Shaun playing video games with zombie Ed.

Shaun playing video games with zombie Ed.

I don’t know how many of you will agree with me, but this is how I feel zombies are looked upon now and why they are looked upon by many as a sport (killing them that is) rather than something to be feared. I also feel this is why people enjoy video games with zombies in them (like Dead Rising), where you feel unstoppable killing poor defenseless zombies. I think this has been taken into consideration by film makers such as Zack Snyder in his remake of Dawn of the Dead where he has very physically fit zombies running around, in my mind they aren’t true zombies; they are more like Danny Boyle’s infected in 28 Days Later.

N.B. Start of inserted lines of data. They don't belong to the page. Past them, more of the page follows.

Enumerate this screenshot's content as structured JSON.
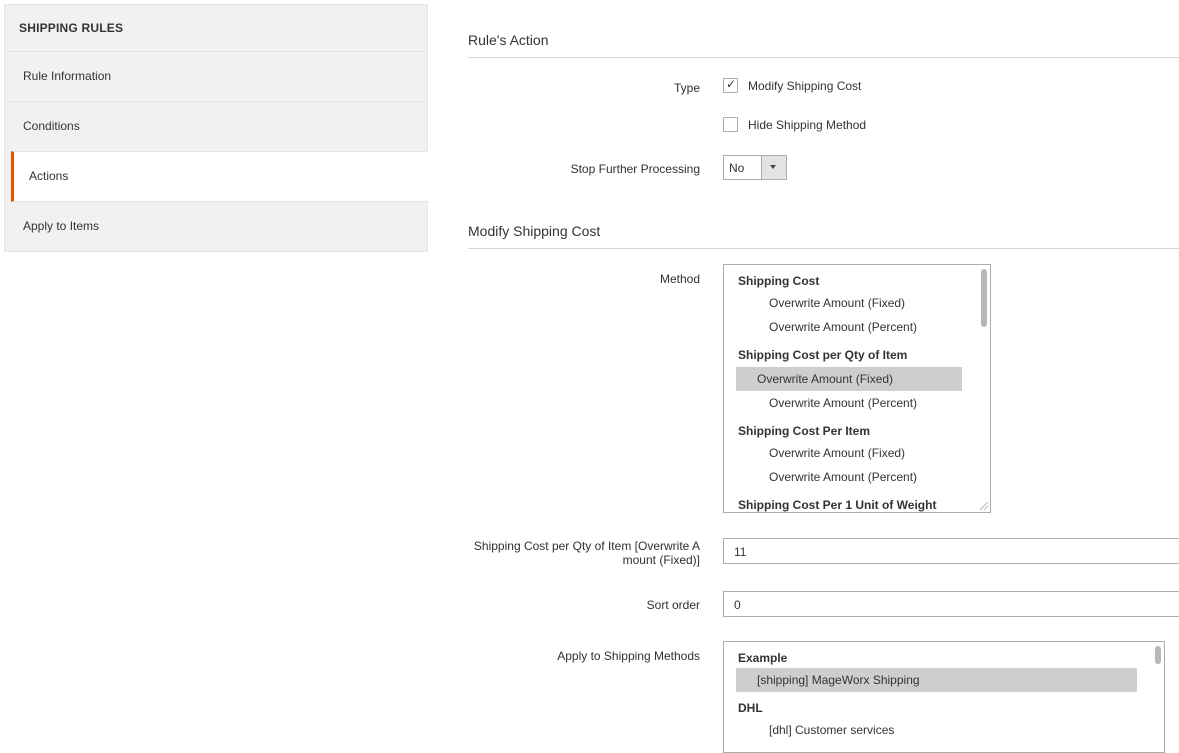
{
  "sidebar": {
    "title": "SHIPPING RULES",
    "items": [
      {
        "label": "Rule Information"
      },
      {
        "label": "Conditions"
      },
      {
        "label": "Actions"
      },
      {
        "label": "Apply to Items"
      }
    ]
  },
  "rules_action": {
    "title": "Rule's Action",
    "type_label": "Type",
    "type_options": [
      {
        "label": "Modify Shipping Cost",
        "checked": true
      },
      {
        "label": "Hide Shipping Method",
        "checked": false
      }
    ],
    "stop_label": "Stop Further Processing",
    "stop_value": "No"
  },
  "modify_cost": {
    "title": "Modify Shipping Cost",
    "method_label": "Method",
    "method_groups": [
      {
        "group": "Shipping Cost",
        "options": [
          "Overwrite Amount (Fixed)",
          "Overwrite Amount (Percent)"
        ]
      },
      {
        "group": "Shipping Cost per Qty of Item",
        "options": [
          "Overwrite Amount (Fixed)",
          "Overwrite Amount (Percent)"
        ]
      },
      {
        "group": "Shipping Cost Per Item",
        "options": [
          "Overwrite Amount (Fixed)",
          "Overwrite Amount (Percent)"
        ]
      },
      {
        "group": "Shipping Cost Per 1 Unit of Weight",
        "options": []
      }
    ],
    "qty_label_line1": "Shipping Cost per Qty of Item [Overwrite A",
    "qty_label_line2": "mount (Fixed)]",
    "qty_value": "11",
    "sort_label": "Sort order",
    "sort_value": "0",
    "methods_label": "Apply to Shipping Methods",
    "methods_groups": [
      {
        "group": "Example",
        "options": [
          "[shipping] MageWorx Shipping"
        ]
      },
      {
        "group": "DHL",
        "options": [
          "[dhl] Customer services"
        ]
      }
    ]
  }
}
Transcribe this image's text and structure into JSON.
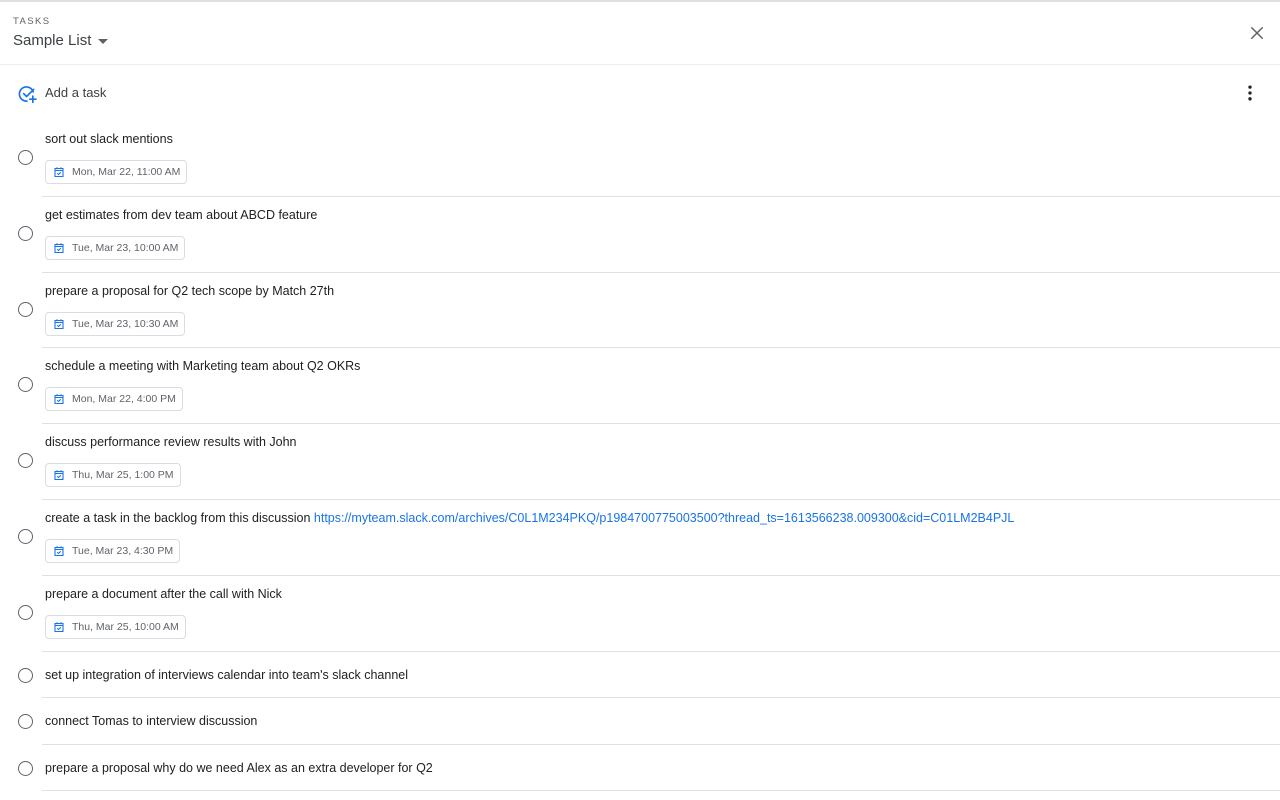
{
  "header": {
    "app_label": "TASKS",
    "list_name": "Sample List"
  },
  "add_task": {
    "label": "Add a task"
  },
  "colors": {
    "accent": "#1a73e8",
    "text": "#202124",
    "secondary_text": "#5f6368",
    "divider": "#e0e0e0"
  },
  "icons": {
    "close": "close-icon",
    "dropdown": "chevron-down-icon",
    "add": "add-task-icon",
    "more": "more-vertical-icon",
    "date": "calendar-check-icon",
    "checkbox": "circle-checkbox-icon"
  },
  "tasks": [
    {
      "title": "sort out slack mentions",
      "date": "Mon, Mar 22, 11:00 AM"
    },
    {
      "title": "get estimates from dev team about ABCD feature",
      "date": "Tue, Mar 23, 10:00 AM"
    },
    {
      "title": "prepare a proposal for Q2 tech scope by Match 27th",
      "date": "Tue, Mar 23, 10:30 AM"
    },
    {
      "title": "schedule a meeting with Marketing team about Q2 OKRs",
      "date": "Mon, Mar 22, 4:00 PM"
    },
    {
      "title": "discuss performance review results with John",
      "date": "Thu, Mar 25, 1:00 PM"
    },
    {
      "title": "create a task in the backlog from this discussion ",
      "link": "https://myteam.slack.com/archives/C0L1M234PKQ/p1984700775003500?thread_ts=1613566238.009300&cid=C01LM2B4PJL",
      "date": "Tue, Mar 23, 4:30 PM"
    },
    {
      "title": "prepare a document after the call with Nick",
      "date": "Thu, Mar 25, 10:00 AM"
    },
    {
      "title": "set up integration of interviews calendar into team's slack channel"
    },
    {
      "title": "connect Tomas to interview discussion"
    },
    {
      "title": "prepare a proposal why do we need Alex as an extra developer for Q2"
    }
  ]
}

I’d also like to add that one film I’ve seen that incorporated these themes really well is the spanish film Rec. I must say that it is not really a “zombie” movie, they are more infected, but still is a great film. It revolves around a woman who is doing a report on a fire station for a television show and while doing so follows them on a routine check up. This quickly changes once they find out they are being kept there under police control. This is the original to the American version Quarantine, which I felt was totally horrible. For those who have seen the American version I am sorry because it has almost the exact story line, just with worse actors and camera angles. The film moves a bit slow but eventually delivers.